The men’s 400m had been billed as a showdown between reigning Diamond League champion Norman and fellow American Fred Kerley and they didn’t disappoint.
Norman, who really attacked the first 100m, clocked a
quick 44.27 for the win - the fastest time in the world this year and
continuing his unbeaten run this year so far - with world silver
medallist Anthony Zambrano (Columbia) coming through in second (44.57)
and Kerley in third (44.60). In an exceptionally strong field, 2012
Olympic champion Kirani James (Grenada) finished fourth (44.61).
Kenya’s world U20 5000m champion Chebet was impressive when winning the women’s 3000m in a world leading 8:27.49 – also a significant lifetime best. After taking the lead in the final 200m she didn’t look back and held on for the win.
“I’m happy with my performance today,” said the talented 21-year-old who also won the junior title at the 2019 World Cross Country Championships. “It’s my first time winning in the Diamond League (and here in Doha). I didn’t expect to win. I did good today. Now I’m preparing for the Olympics...I hope to represent my country in the 5000m.”
Margaret Kipkemboi and Lilian Rengeruk (both Kenya), were second (8:28.27) and third (8:28.96) respectively, with world champion Hellen Obiri (8:33.98) in fourth.
The much anticipated women’s
pole vault opened the evening’s proceedings and in a high quality
competition, Katie Nageotte (USA) - who was jumping on new poles after
having hers snapped on a recent flight - cleared a world lead and
meeting record of 4.84m to take victory on countback ahead of compatriot
Sandi Morris, the Olympic and world silver medallist and world indoor
champion, who cleared the same height. Great Britain’s Holly Bradshaw
was third with a season’s best of 4.74m.
There were also world leads in the men’s 800m, men’s 1500m and women’s 3000m SC.
Commonwealth champion Wyclife Kinyamal (Kenya) clocked an impressive 1:43.91 to win the 800m ahead of fellow Kenyan and World Championships bronze medallist Ferguson Rotich (1:44.45) in second and the talented young British athlete Daniel Rowden in third (1:44.60).
World champion Timothy Cheruiyot was without doubt favourite for the men’s 1500m. In fact, as noted in the LetsRun.com preview: “Cheruiyot is so good, he has broken the 1500m...Either someone will go with Cheruiyot, and they will tire out over the last lap as Cheruiyot kicks away to victory.
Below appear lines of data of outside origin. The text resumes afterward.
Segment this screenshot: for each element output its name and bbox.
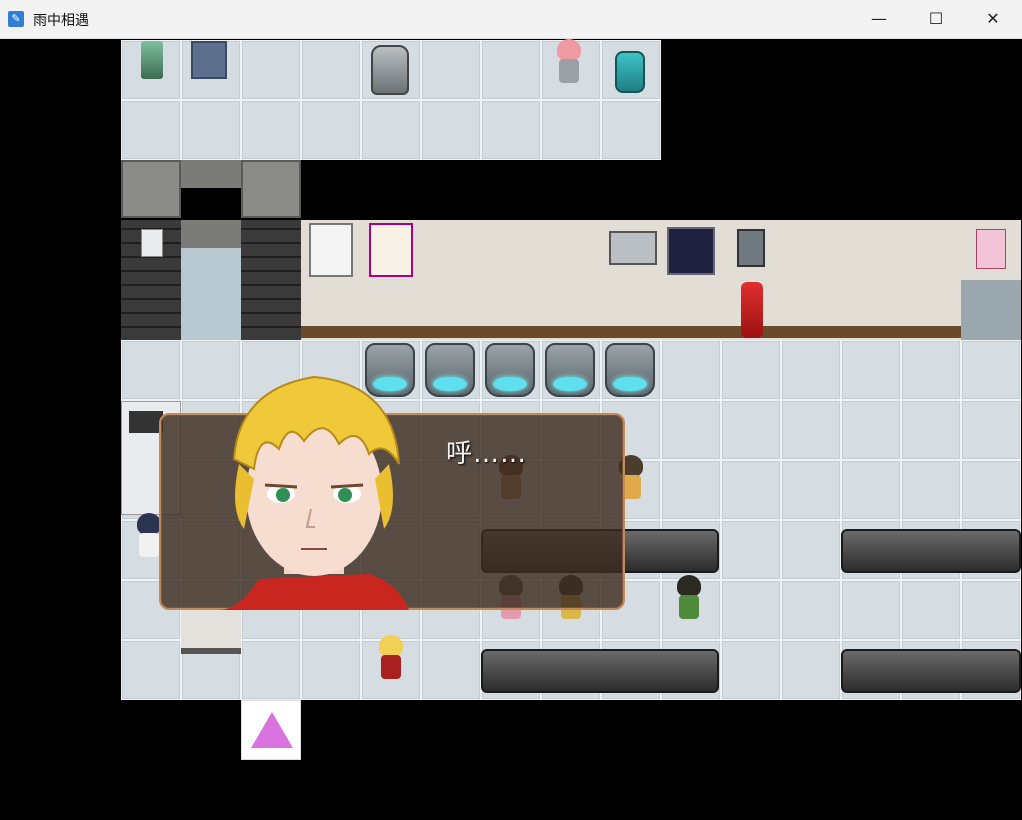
- window-title: 雨中相遇: [33, 13, 89, 29]
- app-icon: ✎: [8, 11, 24, 27]
- floor-tile: [421, 100, 481, 160]
- low-partition: [181, 610, 241, 654]
- bench-3[interactable]: [481, 649, 719, 693]
- floor-tile: [961, 340, 1021, 400]
- floor-tile: [241, 640, 301, 700]
- wall-panel-left: [121, 160, 181, 218]
- floor-tile: [601, 100, 661, 160]
- pink-haired-npc[interactable]: [551, 39, 587, 89]
- floor-tile: [781, 340, 841, 400]
- anatomy-poster-icon: [369, 223, 413, 277]
- light-switch-icon: [737, 229, 765, 267]
- floor-tile: [361, 100, 421, 160]
- floor-tile: [781, 400, 841, 460]
- medical-cart-icon: [191, 41, 227, 79]
- eye-chart-icon: [309, 223, 353, 277]
- doorway-opening[interactable]: [181, 248, 241, 340]
- floor-tile: [121, 100, 181, 160]
- game-viewport[interactable]: •• 呼……: [1, 39, 1021, 819]
- floor-tile: [541, 100, 601, 160]
- floor-tile: [841, 400, 901, 460]
- floor-tile: [421, 640, 481, 700]
- brick-wall-right: [241, 220, 301, 340]
- iv-stand-icon: [141, 41, 163, 79]
- floor-tile: [661, 400, 721, 460]
- bench-2[interactable]: [841, 529, 1021, 573]
- floor-tile: [721, 640, 781, 700]
- fire-extinguisher-icon[interactable]: [741, 282, 763, 338]
- floor-tile: [241, 40, 301, 100]
- waiting-chair-5[interactable]: [605, 343, 655, 397]
- wall-baseboard: [301, 326, 961, 338]
- intercom-panel-icon: [141, 229, 163, 257]
- floor-tile: [721, 460, 781, 520]
- bench-4[interactable]: [841, 649, 1021, 693]
- window-titlebar: ✎ 雨中相遇 — ☐ ✕: [0, 0, 1022, 39]
- floor-tile: [721, 580, 781, 640]
- waiting-npc-5[interactable]: [671, 575, 707, 625]
- floor-tile: [781, 580, 841, 640]
- restroom-sign-icon: [976, 229, 1006, 269]
- floor-tile: [481, 40, 541, 100]
- floor-tile: [421, 40, 481, 100]
- floor-tile: [961, 580, 1021, 640]
- maximize-button[interactable]: ☐: [907, 0, 965, 38]
- floor-tile: [961, 400, 1021, 460]
- wall-panel-right: [241, 160, 301, 218]
- doorway-lintel: [181, 160, 241, 188]
- floor-tile: [841, 460, 901, 520]
- blond-boy-portrait: [199, 369, 429, 610]
- minimize-button[interactable]: —: [850, 0, 908, 38]
- floor-tile: [241, 100, 301, 160]
- portrait-art: [219, 375, 409, 610]
- waiting-chair-2[interactable]: [425, 343, 475, 397]
- waiting-chair-4[interactable]: [545, 343, 595, 397]
- floor-tile: [481, 100, 541, 160]
- floor-tile: [301, 640, 361, 700]
- floor-tile: [661, 460, 721, 520]
- trash-bin-icon: [615, 51, 645, 93]
- calendar-board-icon: [667, 227, 715, 275]
- floor-tile: [721, 520, 781, 580]
- floor-tile: [781, 460, 841, 520]
- close-button[interactable]: ✕: [964, 0, 1022, 38]
- machine-panel-icon: [609, 231, 657, 265]
- gray-chair-icon: [371, 45, 409, 95]
- floor-tile: [121, 640, 181, 700]
- printer-icon: [129, 411, 163, 433]
- alcove-door[interactable]: [961, 280, 1021, 340]
- floor-tile: [721, 340, 781, 400]
- floor-tile: [301, 40, 361, 100]
- doorway-lintel-2: [181, 220, 241, 248]
- floor-tile: [841, 340, 901, 400]
- floor-tile: [901, 340, 961, 400]
- floor-tile: [901, 580, 961, 640]
- floor-tile: [901, 460, 961, 520]
- floor-tile: [961, 460, 1021, 520]
- dialog-box[interactable]: 呼……: [159, 375, 625, 610]
- pink-up-arrow-icon[interactable]: [241, 700, 301, 760]
- floor-tile: [121, 340, 181, 400]
- floor-tile: [721, 400, 781, 460]
- floor-tile: [901, 400, 961, 460]
- waiting-chair-3[interactable]: [485, 343, 535, 397]
- floor-tile: [841, 580, 901, 640]
- floor-tile: [181, 100, 241, 160]
- floor-tile: [301, 100, 361, 160]
- floor-tile: [781, 640, 841, 700]
- dialog-text: 呼……: [446, 439, 528, 469]
- floor-tile: [781, 520, 841, 580]
- floor-tile: [661, 340, 721, 400]
- player-character[interactable]: [373, 635, 409, 685]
Or nobody will go with Cheruiyot, and he’ll just run away with it.”
As it happened, he won in 3:30.48, but he had to work for the win as he moved into the final 100m, eventually pulling clear. Australian national record holder Stewart McSweyn came through for second (3:31.57) and Morocco’s Soufiane El Bakkali, the 2019 world 3000m SC bronze medallist, who clocked a personal best in third (3:31.95).
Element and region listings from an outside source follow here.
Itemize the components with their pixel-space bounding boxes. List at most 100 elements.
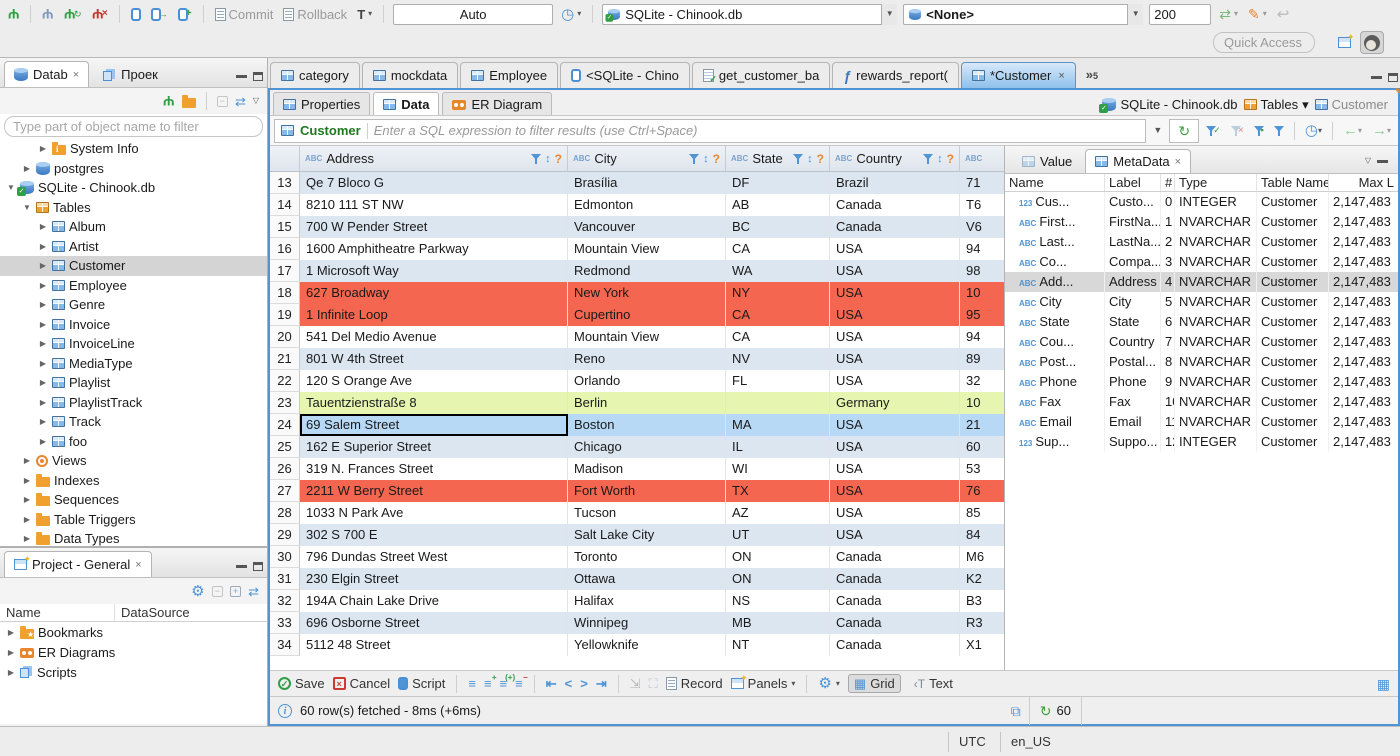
cell-state[interactable]: NT (726, 634, 830, 656)
cell-country[interactable]: Canada (830, 612, 960, 634)
cell-address[interactable]: 69 Salem Street (300, 414, 568, 436)
transaction-mode-button[interactable]: T ▾ (355, 3, 374, 25)
cell-postal[interactable]: 76 (960, 480, 1004, 502)
metadata-row[interactable]: ABC Cou... Country 7 NVARCHAR Customer 2,147,4… (1005, 332, 1398, 352)
pin-panel-icon[interactable]: ⧉ (1011, 704, 1021, 718)
cell-country[interactable]: USA (830, 348, 960, 370)
cell-country[interactable]: USA (830, 480, 960, 502)
cell-city[interactable]: Madison (568, 458, 726, 480)
cell-country[interactable]: Canada (830, 634, 960, 656)
cell-address[interactable]: 319 N. Frances Street (300, 458, 568, 480)
chevron-right-icon[interactable]: ▶ (22, 534, 32, 543)
metadata-row[interactable]: ABC Post... Postal... 8 NVARCHAR Customer 2,14… (1005, 352, 1398, 372)
metadata-row[interactable]: ABC Co... Compa... 3 NVARCHAR Customer 2,147,4… (1005, 252, 1398, 272)
link-with-editor-button[interactable]: ⇄ (248, 585, 259, 598)
project-item-er-diagrams[interactable]: ▶ ER Diagrams (0, 642, 267, 662)
metadata-row[interactable]: ABC Add... Address 4 NVARCHAR Customer 2,147,4… (1005, 272, 1398, 292)
cell-state[interactable]: IL (726, 436, 830, 458)
dbeaver-perspective-button[interactable] (1360, 31, 1384, 54)
connect-button[interactable]: Ψ (40, 3, 55, 25)
cell-city[interactable]: Edmonton (568, 194, 726, 216)
meta-column-label[interactable]: Label (1105, 174, 1161, 191)
column-header-city[interactable]: ABC City ↕? (568, 146, 726, 171)
meta-column-table-name[interactable]: Table Name (1257, 174, 1329, 191)
cell-state[interactable]: WA (726, 260, 830, 282)
cell-address[interactable]: 1600 Amphitheatre Parkway (300, 238, 568, 260)
open-perspective-button[interactable] (1332, 31, 1356, 54)
project-item-bookmarks[interactable]: ▶ Bookmarks (0, 622, 267, 642)
tree-item-postgres[interactable]: ▶ postgres (0, 159, 267, 179)
cell-city[interactable]: Fort Worth (568, 480, 726, 502)
cell-city[interactable]: Berlin (568, 392, 726, 414)
close-icon[interactable]: × (1058, 70, 1064, 82)
sql-editor-button[interactable] (129, 3, 143, 25)
chevron-right-icon[interactable]: ▶ (38, 300, 48, 309)
cell-state[interactable]: WI (726, 458, 830, 480)
nav-forward-button[interactable]: → ▾ (1369, 119, 1394, 143)
chevron-right-icon[interactable]: ▶ (6, 628, 16, 637)
cell-postal[interactable]: K2 (960, 568, 1004, 590)
chevron-right-icon[interactable]: ▶ (38, 144, 48, 153)
cell-address[interactable]: 1 Microsoft Way (300, 260, 568, 282)
chevron-right-icon[interactable]: ▶ (22, 456, 32, 465)
cell-country[interactable]: USA (830, 238, 960, 260)
collapse-all-button[interactable]: − (211, 585, 223, 597)
chevron-right-icon[interactable]: ▶ (38, 222, 48, 231)
tab-value[interactable]: Value (1012, 149, 1082, 173)
cell-city[interactable]: Salt Lake City (568, 524, 726, 546)
cell-postal[interactable]: V6 (960, 216, 1004, 238)
cell-state[interactable]: MB (726, 612, 830, 634)
minimize-icon[interactable] (236, 565, 247, 568)
new-sql-editor-button[interactable]: + (176, 3, 194, 25)
chevron-right-icon[interactable]: ▶ (22, 164, 32, 173)
cell-city[interactable]: Mountain View (568, 238, 726, 260)
row-number[interactable]: 34 (270, 634, 300, 656)
cell-postal[interactable]: R3 (960, 612, 1004, 634)
cell-state[interactable]: MA (726, 414, 830, 436)
next-row-button[interactable]: > (580, 676, 588, 691)
cell-city[interactable]: New York (568, 282, 726, 304)
cell-postal[interactable]: 94 (960, 238, 1004, 260)
minimize-icon[interactable] (1377, 160, 1388, 163)
chevron-right-icon[interactable]: ▶ (22, 495, 32, 504)
tree-item-sqlite-chinook-db[interactable]: ▼ SQLite - Chinook.db (0, 178, 267, 198)
cancel-button[interactable]: × Cancel (332, 676, 390, 691)
subtab-properties[interactable]: Properties (273, 92, 371, 115)
row-number[interactable]: 26 (270, 458, 300, 480)
cell-postal[interactable]: 98 (960, 260, 1004, 282)
tab-project-general[interactable]: Project - General × (4, 551, 152, 577)
cell-city[interactable]: Winnipeg (568, 612, 726, 634)
close-icon[interactable]: × (135, 559, 141, 571)
row-number[interactable]: 22 (270, 370, 300, 392)
chevron-right-icon[interactable]: ▶ (38, 359, 48, 368)
cell-address[interactable]: 2211 W Berry Street (300, 480, 568, 502)
meta-column-type[interactable]: Type (1175, 174, 1257, 191)
editor-tab-customer[interactable]: *Customer × (960, 62, 1076, 88)
cell-address[interactable]: 801 W 4th Street (300, 348, 568, 370)
row-number[interactable]: 28 (270, 502, 300, 524)
first-row-button[interactable]: ⇤ (546, 676, 557, 692)
tree-item-playlisttrack[interactable]: ▶ PlaylistTrack (0, 393, 267, 413)
grid-view-toggle[interactable]: ▦ Grid (847, 674, 901, 693)
cell-state[interactable]: UT (726, 524, 830, 546)
chevron-right-icon[interactable]: ▶ (38, 437, 48, 446)
minimize-icon[interactable] (236, 75, 247, 78)
cell-postal[interactable]: B3 (960, 590, 1004, 612)
tree-item-track[interactable]: ▶ Track (0, 412, 267, 432)
metadata-row[interactable]: ABC Last... LastNa... 2 NVARCHAR Customer 2,14… (1005, 232, 1398, 252)
cell-country[interactable]: Canada (830, 216, 960, 238)
metadata-row[interactable]: ABCFaxFax10NVARCHARCustomer 2,147,483 (1005, 392, 1398, 412)
nav-new-connection-button[interactable]: Ψ (163, 93, 174, 109)
column-header-country[interactable]: ABC Country ↕? (830, 146, 960, 171)
cell-address[interactable]: 120 S Orange Ave (300, 370, 568, 392)
save-button[interactable]: ✓ Save (278, 676, 325, 691)
reconnect-button[interactable]: Ψ ↻ (62, 3, 84, 25)
close-icon[interactable]: × (1175, 156, 1181, 168)
auto-refresh-control[interactable]: ↻ 60 (1028, 696, 1082, 725)
cell-state[interactable]: TX (726, 480, 830, 502)
cell-postal[interactable]: 60 (960, 436, 1004, 458)
quick-access-input[interactable]: Quick Access (1213, 32, 1315, 53)
tree-item-table-triggers[interactable]: ▶ Table Triggers (0, 510, 267, 530)
add-row-button[interactable]: ≡ + (484, 674, 497, 692)
tree-item-invoiceline[interactable]: ▶ InvoiceLine (0, 334, 267, 354)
The late withdrawal of reigning world champion Beatrice Chepkoech (Kenya) was disappointing, but the women’s 3000m SC still delivered a series of brilliant performances with five personal best performances achieved across the field.
Kenya’s Norah Jeruto took the win in 9:00.67 ahead of Ethiopia’s Mekides Abebe who clocked a national record of 9:02.52 for second and World Championships fourth-place Mutile Yavi (Bahrain) - who benefited from Kenya’s Hyvin Kiyeng’s fall at the final water jump - in third with a personal best of 9:02.64.
Elsewhere, in addition to the women’s pole vault, there were meeting records in the women’s triple jump where Yulimar Rojas (Venezuela) - who started as favourite following her personal best and world leading jump of 15.43m in Spain on 22 May - recorded a best effort of 15.15m, and the men’s 400mH where Rai Benjamin (USA) clocked 47.38 for the win.